Vorel: Notre Dame QB Brandon Wimbush wasn't perfect — and that's a good thing
SOUTH BEND — Brandon Wimbush used to play baseball.
He should know how to slide.
In Notre Dame’s 49-16 win over Temple — Wimbush’s first career start — the 6-foot-2, 228-pound junior quarterback did just about everything else. He completed 17 of 30 passes for 184 yards and two touchdowns, fitting fastballs into microscopic windows. He rushed for 106 yards and another score, scampering around edges and uncorking vicious spin moves to the delight of an adoring sellout (yes, sellout) crowd.
He became the first Irish quarterback since Tommy Rees — his 25-year-old quarterbacks coach — to be responsible for three or more touchdowns in his first career start.
He proved to be, to quote Temple head coach Geoff Collins, “just a tremendous athlete.”
He made memories … and he made mistakes.
“He's tough. He got hit today. He got back up,” Notre Dame head coach Brian Kelly said. “I think when you assess the quarterback position at the end of the day, they are going to assess him on wins and losses, and today was a good day for the quarterback at Notre Dame because we are 1-0.”
Wimbush’s starting debut was never going to be perfect, and it wasn’t. Against a Temple secondary that finished third nationally in passing defense last season (152.1 yards per game), he was tested.
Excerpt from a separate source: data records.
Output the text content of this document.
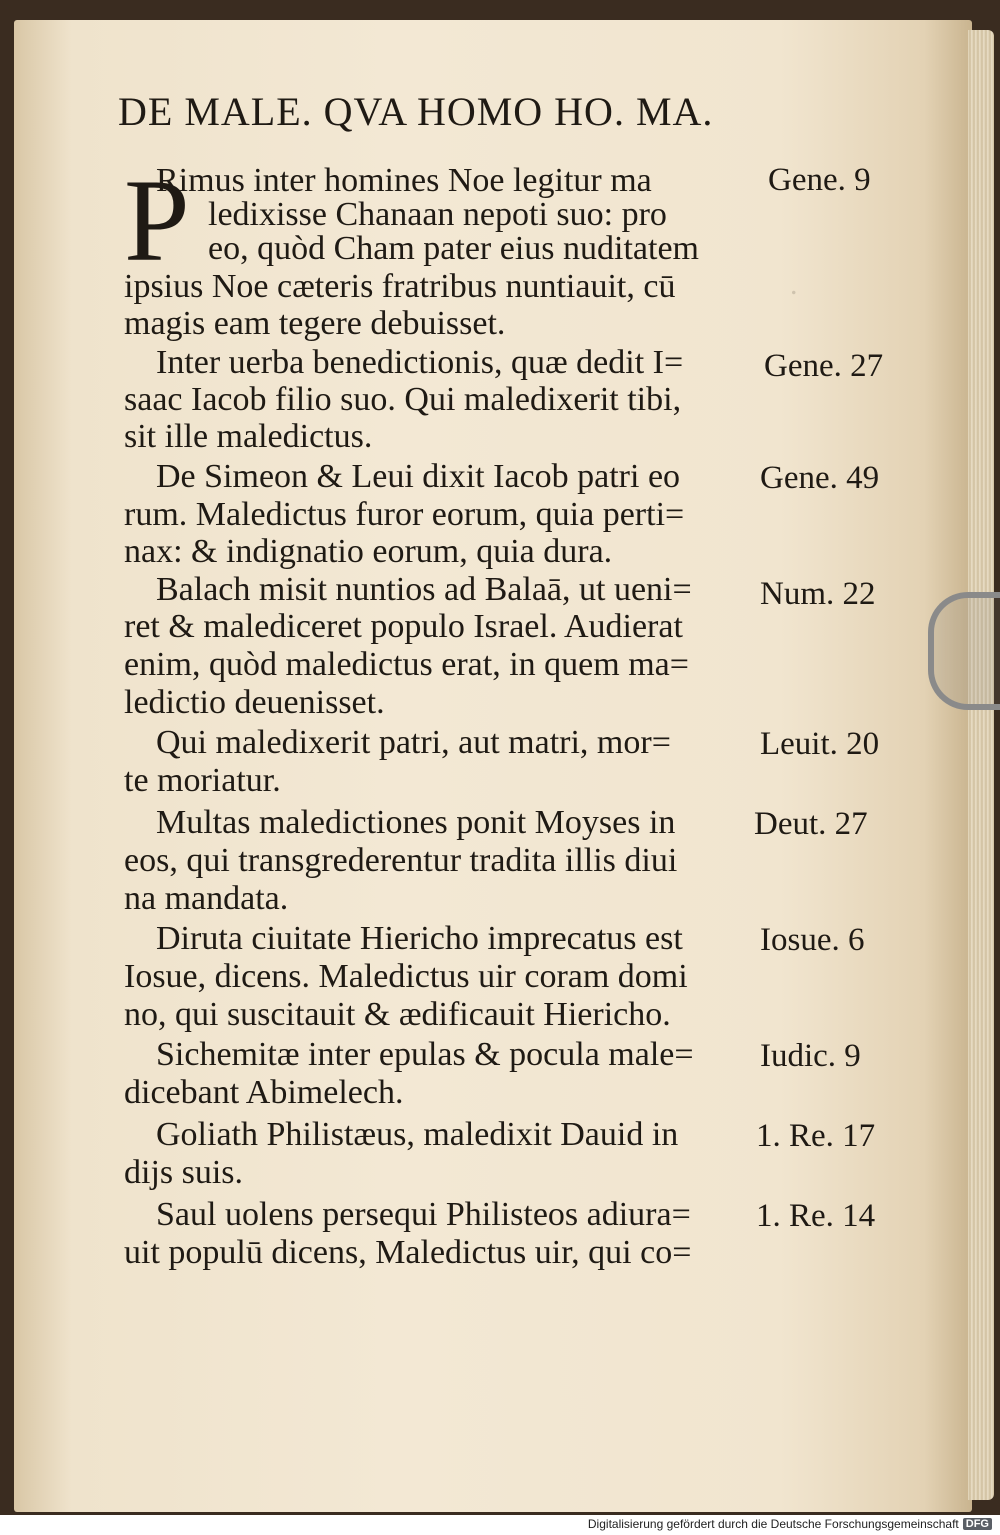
.
DE MALE. QVA HOMO HO. MA.
P
Rimus inter homines Noe legitur ma
ledixisse Chanaan nepoti suo: pro
eo, quòd Cham pater eius nuditatem
ipsius Noe cæteris fratribus nuntiauit, cū
magis eam tegere debuisset.
Inter uerba benedictionis, quæ dedit I=
saac Iacob filio suo. Qui maledixerit tibi,
sit ille maledictus.
De Simeon & Leui dixit Iacob patri eo
rum. Maledictus furor eorum, quia perti=
nax: & indignatio eorum, quia dura.
Balach misit nuntios ad Balaā, ut ueni=
ret & malediceret populo Israel. Audierat
enim, quòd maledictus erat, in quem ma=
ledictio deuenisset.
Qui maledixerit patri, aut matri, mor=
te moriatur.
Multas maledictiones ponit Moyses in
eos, qui transgrederentur tradita illis diui
na mandata.
Diruta ciuitate Hiericho imprecatus est
Iosue, dicens. Maledictus uir coram domi
no, qui suscitauit & ædificauit Hiericho.
Sichemitæ inter epulas & pocula male=
dicebant Abimelech.
Goliath Philistæus, maledixit Dauid in
dijs suis.
Saul uolens persequi Philisteos adiura=
uit populū dicens, Maledictus uir, qui co=
Gene. 9
Gene. 27
Gene. 49
Num. 22
Leuit. 20
Deut. 27
Iosue. 6
Iudic. 9
1. Re. 17
1. Re. 14
Digitalisierung gefördert durch die Deutsche Forschungsgemeinschaft DFG
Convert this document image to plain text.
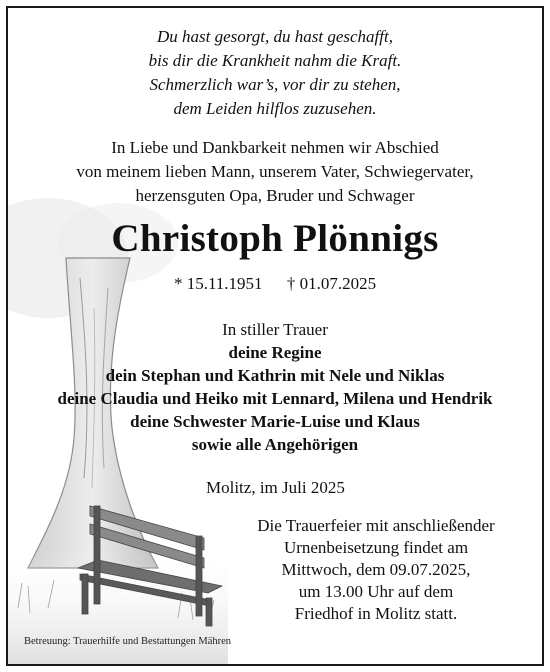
Du hast gesorgt, du hast geschafft,
bis dir die Krankheit nahm die Kraft.
Schmerzlich war’s, vor dir zu stehen,
dem Leiden hilflos zuzusehen.
In Liebe und Dankbarkeit nehmen wir Abschied
von meinem lieben Mann, unserem Vater, Schwiegervater,
herzensguten Opa, Bruder und Schwager
Christoph Plönnigs
* 15.11.1951 † 01.07.2025
In stiller Trauer
deine Regine
dein Stephan und Kathrin mit Nele und Niklas
deine Claudia und Heiko mit Lennard, Milena und Hendrik
deine Schwester Marie-Luise und Klaus
sowie alle Angehörigen
Molitz, im Juli 2025
Die Trauerfeier mit anschließender
Urnenbeisetzung findet am
Mittwoch, dem 09.07.2025,
um 13.00 Uhr auf dem
Friedhof in Molitz statt.
Betreuung: Trauerhilfe und Bestattungen Mähren
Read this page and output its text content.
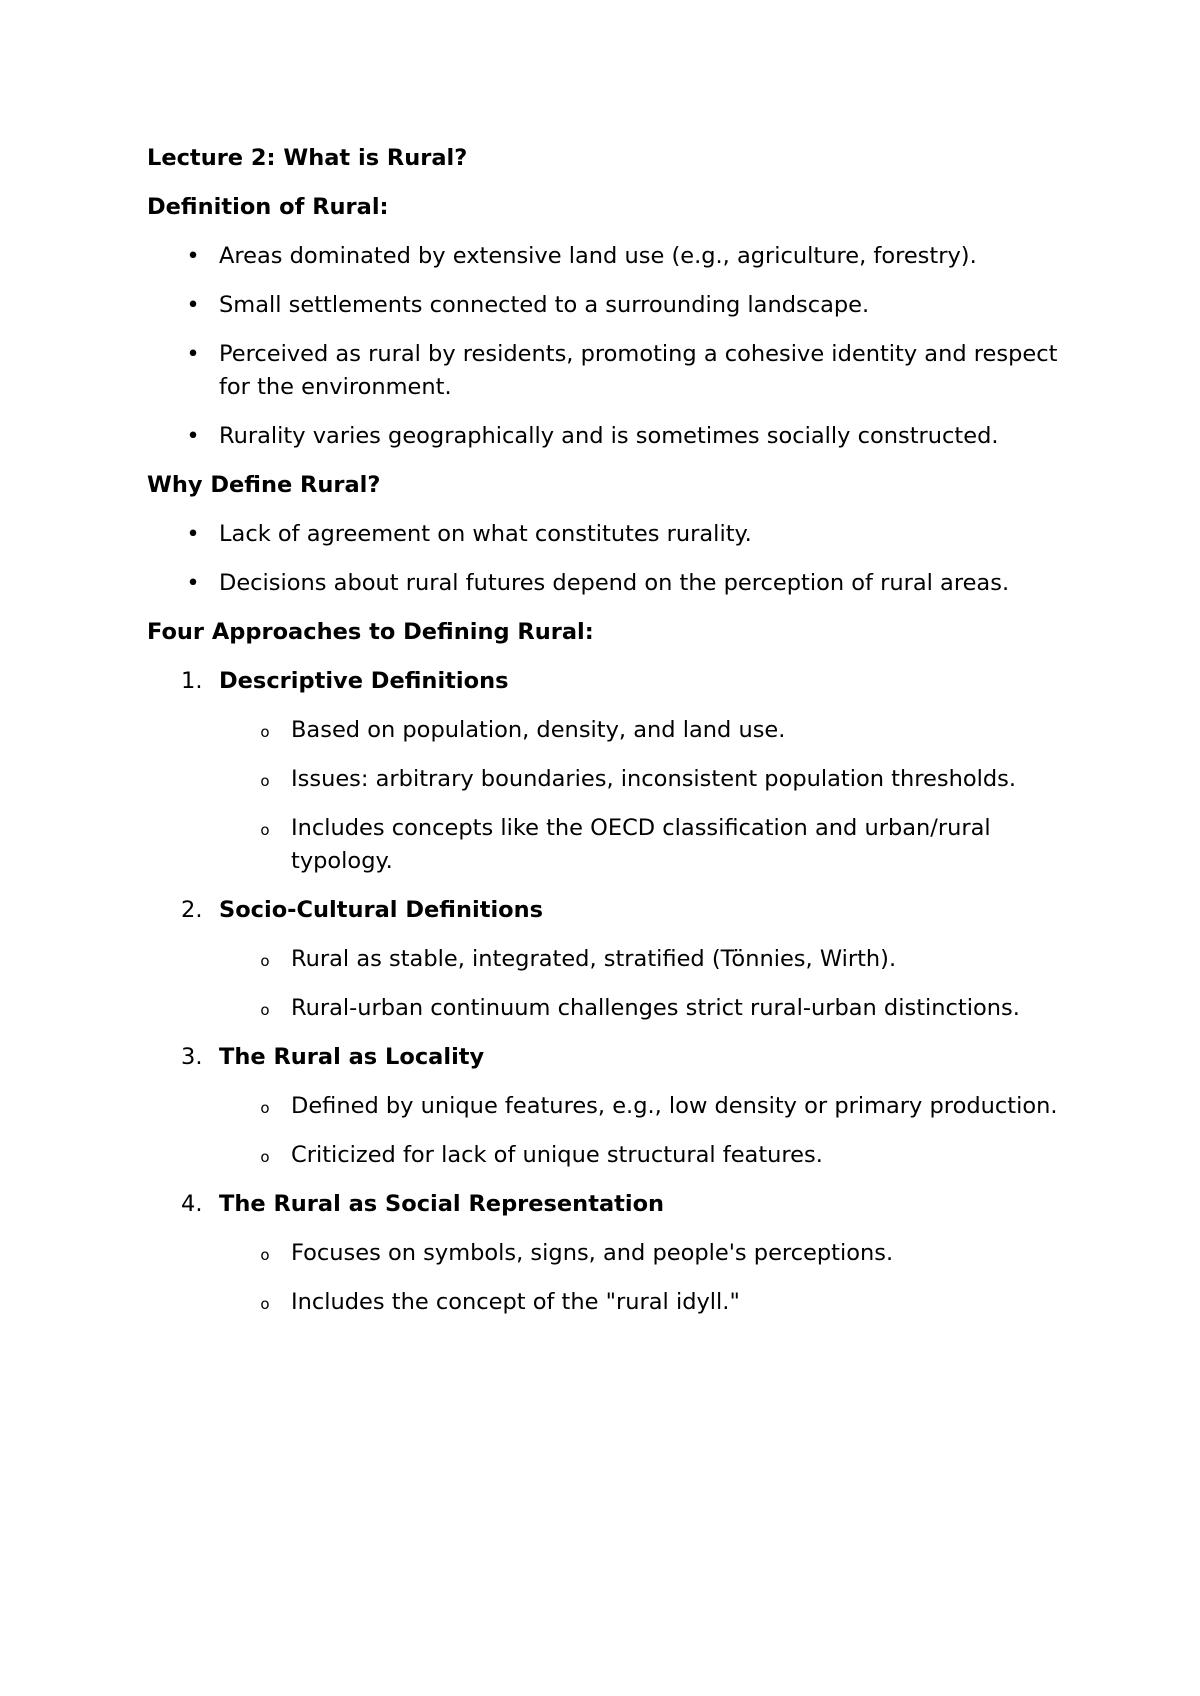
Lecture 2: What is Rural?
Definition of Rural:
• Areas dominated by extensive land use (e.g., agriculture, forestry).
• Small settlements connected to a surrounding landscape.
• Perceived as rural by residents, promoting a cohesive identity and respect for the environment.
• Rurality varies geographically and is sometimes socially constructed.
Why Define Rural?
• Lack of agreement on what constitutes rurality.
• Decisions about rural futures depend on the perception of rural areas.
Four Approaches to Defining Rural:
1. Descriptive Definitions
o Based on population, density, and land use.
o Issues: arbitrary boundaries, inconsistent population thresholds.
o Includes concepts like the OECD classification and urban/rural typology.
2. Socio-Cultural Definitions
o Rural as stable, integrated, stratified (Tönnies, Wirth).
o Rural-urban continuum challenges strict rural-urban distinctions.
3. The Rural as Locality
o Defined by unique features, e.g., low density or primary production.
o Criticized for lack of unique structural features.
4. The Rural as Social Representation
o Focuses on symbols, signs, and people's perceptions.
o Includes the concept of the "rural idyll."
He stared down wide receiver Equanimeous St. Brown on third-and-14 in the third quarter and threw a costly interception. Two more of his passes easily could’ve been picked. On a play-action pass, with a perfect pocket, he overthrew the widest target on his team — St. Brown — streaking open along the sideline.
He was a human highlight reel — the key word being human.
And, you know what?
He’ll be better for it.
“The interception, he's got to key the corner,” Kelly said. “The corner came off, lagged. But he's telling me on the way back, ‘I've got to keep my eyes on the corner.’ That ends the conversation pretty quickly with me.
“I love that about him. He’s very coachable and we'll get better and he'll be better next week.”
The truth is, all of the practices in the world can’t simulate Saturday. The adrenaline. The overthrows. The momentum changes. The picture-perfect passes. The touchdowns. The turnovers. The adversity.
Mistakes, for Wimbush, are learning opportunities. As long as those opportunities don’t get in the way of wins, all the better.
But here’s something he needs to learn. Like, now.
Slide. Protect yourself. At. All. Costs.
Granted, he slid once on Saturday. Maybe twice. Not often enough.
“I have to get down a little bit more than I did today,” a smiling Wimbush conceded. “But I’ll learn. Obviously I’ll learn today. I took a couple shots.
“I wanted to get hit, so that felt really good for me. I have to be smart and slide when the opportunity presents itself.”
The statistics say Wimbush was sacked twice on Saturday and hit six more times. Add his 12 carries, though — many of them capped with high-speed collisions — and those are more tackles than Kelly and offensive coordinator Chip Long should feel comfortable with their starting quarterback taking.
Part of the blame, of course, falls on a playmaker’s mentality. Why slide, it stands to reason, when you can stiff-arm the hard-charging linebacker? Why get down when you can get going? Why concede defeat when you can lower the shoulder and extend the play?
Brandon, if you’re reading this — and let’s be honest, you aren’t — listen:
Sliding isn’t conceding defeat. It’s necessary. It’s smart.
That’s one of your “Traits of Excellence,” remember?
“He did slide one time, and he has slid in practice,” Kelly said. “He's a pretty good baseball player, so he knows how to slide. But I think he's a pretty smart guy.”
Great, now prove it. Against Georgia. Against Boston College. Week after week after week.
The good news, in the wake of a successful season opener, is that there was a lot of good news. The Irish won decisively, Wimbush learned a lot and he and his teammates sang the alma mater.
“I didn’t stop smiling during that alma mater,” Wimbush said. “Just to hold onto the guys — I think I was around Durham (Smythe) and Devin Studstill — just to experience that and have the opportunity to lead this offense and then sing the alma mater was a once-in-a-lifetime opportunity.”
Fortunately for the New Jersey native, there will be more opportunities to lead, to learn, to sing.
Hopefully, to slide.
“I’ll be sore tomorrow … but right now I’m great,” he said. “I’m in a great place right now physically, mentally, emotionally.”